Being first in the market for a central heat pump water heating plant.  There are other heat pumps in the market, and there have been for some time.  Where WaterDrop is first in utilizing the new designs that have been validated over the last few years in the basic configuration of heat pump, primary storage, swing tank and controls that it takes to operate all these in synchronicity with each other and then matching it up with the new data on how to size a system for a large building.  That’s really where we’re first: a full package- a drop-in, a single placement rather than a bunch of components and several different players who may or may not be communicating.  That’s the first part.  Being available as a package and being able to speak directly about the heat pump, the primary storage, the swing tanks and the related pumps and accessories, that puts us in the position of being in the first place for the load shifting conversations, which is really what happens next. 

Once we have these large plants in, the large plants are going to operate on their own perceived needs.  Saying, I just gave up a bunch of water, so I need to make more hot water.  The next evolution of this is matching it system operation to available renewable energy, which becomes more important as you move out of the Pacific Northwest. Being first and competent in managing a full system allows us to be first in conversations with the research and utility groups on how to manage our systems off the back of renewable energy rather than just 24/7 grid energy.  

What has been the biggest challenge in developing WaterDrop?

Assembling the team and equipment and skills needed to develop a new manufacturing environment.  No one had made these before, we hadn’t made them before.  We didn’t have a lot of experience in manufacturing products and making the stream of decisions that you must make.  I think we’ve done well in that respect.  However, it’s a challenge to manufacture a new product and create a new manufacturing line and a manufacturing team. It takes lots of work.

What situation or project is ideal for using a WaterDrop?

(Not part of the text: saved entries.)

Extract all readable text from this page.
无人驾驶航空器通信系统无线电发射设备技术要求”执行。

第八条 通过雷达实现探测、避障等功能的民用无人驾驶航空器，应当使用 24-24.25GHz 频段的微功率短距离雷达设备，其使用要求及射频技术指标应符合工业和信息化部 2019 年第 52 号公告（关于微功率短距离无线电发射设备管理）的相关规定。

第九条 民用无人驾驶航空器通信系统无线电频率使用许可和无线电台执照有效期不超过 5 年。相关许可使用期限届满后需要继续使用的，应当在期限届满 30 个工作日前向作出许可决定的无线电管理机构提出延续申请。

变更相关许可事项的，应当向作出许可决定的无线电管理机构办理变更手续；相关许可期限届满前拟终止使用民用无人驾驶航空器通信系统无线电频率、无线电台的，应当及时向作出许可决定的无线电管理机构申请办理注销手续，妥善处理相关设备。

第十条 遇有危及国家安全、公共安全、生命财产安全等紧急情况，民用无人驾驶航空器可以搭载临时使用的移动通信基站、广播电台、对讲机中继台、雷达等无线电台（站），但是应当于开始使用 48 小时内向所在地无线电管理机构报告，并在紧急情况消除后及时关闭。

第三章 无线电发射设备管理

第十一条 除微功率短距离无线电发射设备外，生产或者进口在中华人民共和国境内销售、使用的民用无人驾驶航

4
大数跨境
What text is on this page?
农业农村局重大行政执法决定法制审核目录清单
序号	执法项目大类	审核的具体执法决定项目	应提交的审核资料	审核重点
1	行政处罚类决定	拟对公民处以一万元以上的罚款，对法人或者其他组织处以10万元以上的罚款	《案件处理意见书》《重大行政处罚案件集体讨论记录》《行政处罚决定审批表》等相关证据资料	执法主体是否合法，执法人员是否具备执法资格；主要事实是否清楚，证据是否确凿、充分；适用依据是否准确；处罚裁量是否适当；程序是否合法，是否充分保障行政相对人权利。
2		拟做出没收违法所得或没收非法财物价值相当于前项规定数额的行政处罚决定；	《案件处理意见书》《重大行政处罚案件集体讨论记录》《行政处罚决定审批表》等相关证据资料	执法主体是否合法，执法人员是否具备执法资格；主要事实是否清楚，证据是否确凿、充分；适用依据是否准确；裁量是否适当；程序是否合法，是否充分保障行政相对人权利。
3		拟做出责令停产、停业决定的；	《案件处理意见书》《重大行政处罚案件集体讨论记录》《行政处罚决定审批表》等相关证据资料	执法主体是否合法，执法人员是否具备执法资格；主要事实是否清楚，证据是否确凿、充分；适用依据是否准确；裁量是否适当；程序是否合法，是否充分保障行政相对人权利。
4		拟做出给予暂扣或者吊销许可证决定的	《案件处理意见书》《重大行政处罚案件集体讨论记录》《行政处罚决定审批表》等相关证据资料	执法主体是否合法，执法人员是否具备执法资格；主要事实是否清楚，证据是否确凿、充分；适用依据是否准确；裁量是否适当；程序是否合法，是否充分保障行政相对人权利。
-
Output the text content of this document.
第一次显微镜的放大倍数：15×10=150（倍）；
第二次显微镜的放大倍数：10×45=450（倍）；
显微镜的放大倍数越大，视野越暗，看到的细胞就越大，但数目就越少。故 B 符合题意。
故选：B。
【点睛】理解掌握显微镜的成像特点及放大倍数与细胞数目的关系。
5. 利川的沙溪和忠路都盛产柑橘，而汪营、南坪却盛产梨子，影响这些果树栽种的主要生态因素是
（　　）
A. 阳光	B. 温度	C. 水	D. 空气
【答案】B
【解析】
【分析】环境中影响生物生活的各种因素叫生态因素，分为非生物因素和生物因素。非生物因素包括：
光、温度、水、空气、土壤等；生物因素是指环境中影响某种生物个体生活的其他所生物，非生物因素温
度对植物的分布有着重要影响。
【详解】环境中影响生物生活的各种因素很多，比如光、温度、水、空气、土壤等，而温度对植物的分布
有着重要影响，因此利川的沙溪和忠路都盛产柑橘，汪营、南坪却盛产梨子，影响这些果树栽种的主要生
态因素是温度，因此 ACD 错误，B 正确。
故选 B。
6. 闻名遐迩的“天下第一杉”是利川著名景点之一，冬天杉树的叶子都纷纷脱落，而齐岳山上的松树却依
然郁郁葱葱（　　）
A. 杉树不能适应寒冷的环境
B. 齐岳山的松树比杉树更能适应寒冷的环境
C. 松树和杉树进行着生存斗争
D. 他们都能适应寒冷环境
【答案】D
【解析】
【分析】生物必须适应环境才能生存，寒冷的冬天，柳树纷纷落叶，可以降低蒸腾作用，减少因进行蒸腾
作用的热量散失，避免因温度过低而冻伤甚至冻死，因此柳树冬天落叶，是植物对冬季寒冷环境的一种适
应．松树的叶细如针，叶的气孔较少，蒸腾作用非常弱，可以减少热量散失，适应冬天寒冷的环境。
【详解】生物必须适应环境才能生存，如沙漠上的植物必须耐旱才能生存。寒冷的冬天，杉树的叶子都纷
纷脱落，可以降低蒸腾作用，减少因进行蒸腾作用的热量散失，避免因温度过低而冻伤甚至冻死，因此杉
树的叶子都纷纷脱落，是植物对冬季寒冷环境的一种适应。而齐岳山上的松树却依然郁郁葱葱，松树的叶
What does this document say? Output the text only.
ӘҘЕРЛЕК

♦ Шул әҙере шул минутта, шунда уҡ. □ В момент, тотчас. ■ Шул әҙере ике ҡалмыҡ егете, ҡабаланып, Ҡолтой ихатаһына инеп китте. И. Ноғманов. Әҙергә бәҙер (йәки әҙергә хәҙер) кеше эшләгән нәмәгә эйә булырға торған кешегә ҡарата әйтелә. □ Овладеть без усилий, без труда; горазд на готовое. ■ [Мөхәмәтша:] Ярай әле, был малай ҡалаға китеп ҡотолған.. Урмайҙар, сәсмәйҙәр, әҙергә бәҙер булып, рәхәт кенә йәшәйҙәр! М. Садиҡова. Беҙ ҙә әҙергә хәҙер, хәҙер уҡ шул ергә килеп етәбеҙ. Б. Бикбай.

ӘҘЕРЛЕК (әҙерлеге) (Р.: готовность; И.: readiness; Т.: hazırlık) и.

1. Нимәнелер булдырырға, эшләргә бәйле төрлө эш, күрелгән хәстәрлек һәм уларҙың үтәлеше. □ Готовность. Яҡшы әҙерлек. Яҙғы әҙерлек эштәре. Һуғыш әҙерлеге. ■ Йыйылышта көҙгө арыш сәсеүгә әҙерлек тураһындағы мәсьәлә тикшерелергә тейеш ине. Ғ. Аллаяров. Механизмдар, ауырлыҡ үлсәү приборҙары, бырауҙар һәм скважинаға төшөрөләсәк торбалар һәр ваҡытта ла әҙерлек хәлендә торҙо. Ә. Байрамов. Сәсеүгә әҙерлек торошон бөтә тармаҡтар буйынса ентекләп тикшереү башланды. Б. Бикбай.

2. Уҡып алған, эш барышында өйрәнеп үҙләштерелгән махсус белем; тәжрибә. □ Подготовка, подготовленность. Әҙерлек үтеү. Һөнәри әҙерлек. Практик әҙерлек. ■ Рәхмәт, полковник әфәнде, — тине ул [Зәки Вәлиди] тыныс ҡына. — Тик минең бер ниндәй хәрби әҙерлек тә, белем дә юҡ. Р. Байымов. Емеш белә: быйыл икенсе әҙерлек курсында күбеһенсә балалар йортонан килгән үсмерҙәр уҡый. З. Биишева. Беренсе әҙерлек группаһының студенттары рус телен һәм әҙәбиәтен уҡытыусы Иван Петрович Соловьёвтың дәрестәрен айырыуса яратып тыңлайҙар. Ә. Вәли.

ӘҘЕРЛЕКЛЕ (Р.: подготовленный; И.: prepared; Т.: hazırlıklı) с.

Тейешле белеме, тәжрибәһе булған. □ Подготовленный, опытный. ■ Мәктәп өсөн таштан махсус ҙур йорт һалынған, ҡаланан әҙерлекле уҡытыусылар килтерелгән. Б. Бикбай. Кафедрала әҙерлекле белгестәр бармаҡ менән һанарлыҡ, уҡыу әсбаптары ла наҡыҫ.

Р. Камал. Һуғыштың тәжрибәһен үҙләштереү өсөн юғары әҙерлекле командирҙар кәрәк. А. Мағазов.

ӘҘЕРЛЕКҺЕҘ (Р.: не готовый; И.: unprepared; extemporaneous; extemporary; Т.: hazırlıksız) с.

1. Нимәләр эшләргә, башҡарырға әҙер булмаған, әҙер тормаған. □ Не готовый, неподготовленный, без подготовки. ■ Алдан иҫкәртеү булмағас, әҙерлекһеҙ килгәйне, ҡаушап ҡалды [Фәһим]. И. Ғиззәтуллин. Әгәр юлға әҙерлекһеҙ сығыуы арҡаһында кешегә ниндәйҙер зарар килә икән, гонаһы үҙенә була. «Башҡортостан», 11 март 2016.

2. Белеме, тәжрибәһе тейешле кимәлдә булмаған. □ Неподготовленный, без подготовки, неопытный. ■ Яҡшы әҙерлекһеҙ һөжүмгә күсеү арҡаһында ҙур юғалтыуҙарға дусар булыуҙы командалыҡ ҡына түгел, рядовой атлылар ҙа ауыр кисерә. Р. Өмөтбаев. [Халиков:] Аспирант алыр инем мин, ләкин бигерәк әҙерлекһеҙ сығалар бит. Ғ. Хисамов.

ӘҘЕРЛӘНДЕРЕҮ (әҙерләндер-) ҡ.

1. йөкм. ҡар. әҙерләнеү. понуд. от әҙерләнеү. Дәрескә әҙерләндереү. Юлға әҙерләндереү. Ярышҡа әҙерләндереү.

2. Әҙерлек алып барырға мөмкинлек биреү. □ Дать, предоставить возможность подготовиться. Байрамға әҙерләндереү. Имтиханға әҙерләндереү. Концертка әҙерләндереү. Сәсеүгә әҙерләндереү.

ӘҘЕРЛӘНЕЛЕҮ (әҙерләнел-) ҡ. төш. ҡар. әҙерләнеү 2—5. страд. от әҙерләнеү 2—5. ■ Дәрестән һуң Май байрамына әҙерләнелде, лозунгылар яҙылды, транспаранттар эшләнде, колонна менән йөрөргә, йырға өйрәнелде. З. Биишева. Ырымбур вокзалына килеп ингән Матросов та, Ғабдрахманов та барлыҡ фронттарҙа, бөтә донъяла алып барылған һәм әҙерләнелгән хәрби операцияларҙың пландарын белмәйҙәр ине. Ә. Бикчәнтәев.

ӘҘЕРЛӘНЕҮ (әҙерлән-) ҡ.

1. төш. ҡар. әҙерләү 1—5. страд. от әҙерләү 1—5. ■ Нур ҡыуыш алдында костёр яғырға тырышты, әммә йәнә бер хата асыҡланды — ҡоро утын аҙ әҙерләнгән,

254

Any building that needs domestic hot water.  Really, any building.  The systems are designed to adapt to all the building shapes we can imagine, all the building loads we can imagine.  The sweet spot is low-rise residential multi-family, that’s the business we’ve done most of the design around and that’s the area of the industry that has a high demand for decarbonization of domestic hot water. The WaterDrop based on the sizes and configurations, low-rise is a sweet spot but high rise certainly is also a suitable project.  The approach for high rises might be rather than one huge plant, dividing up the high rise into a series of what would look like “low-rise zones” and low-rise plants. 

What’s next for WaterDrop? What’s coming up?

How to store thermal energy in a medium other than liquid water.  That’s exciting and lots of exciting, research, and programming to work out load shift on the West Coast of the USA.  Lots of interesting things coming and the work on that starts very soon for us in our engineering department.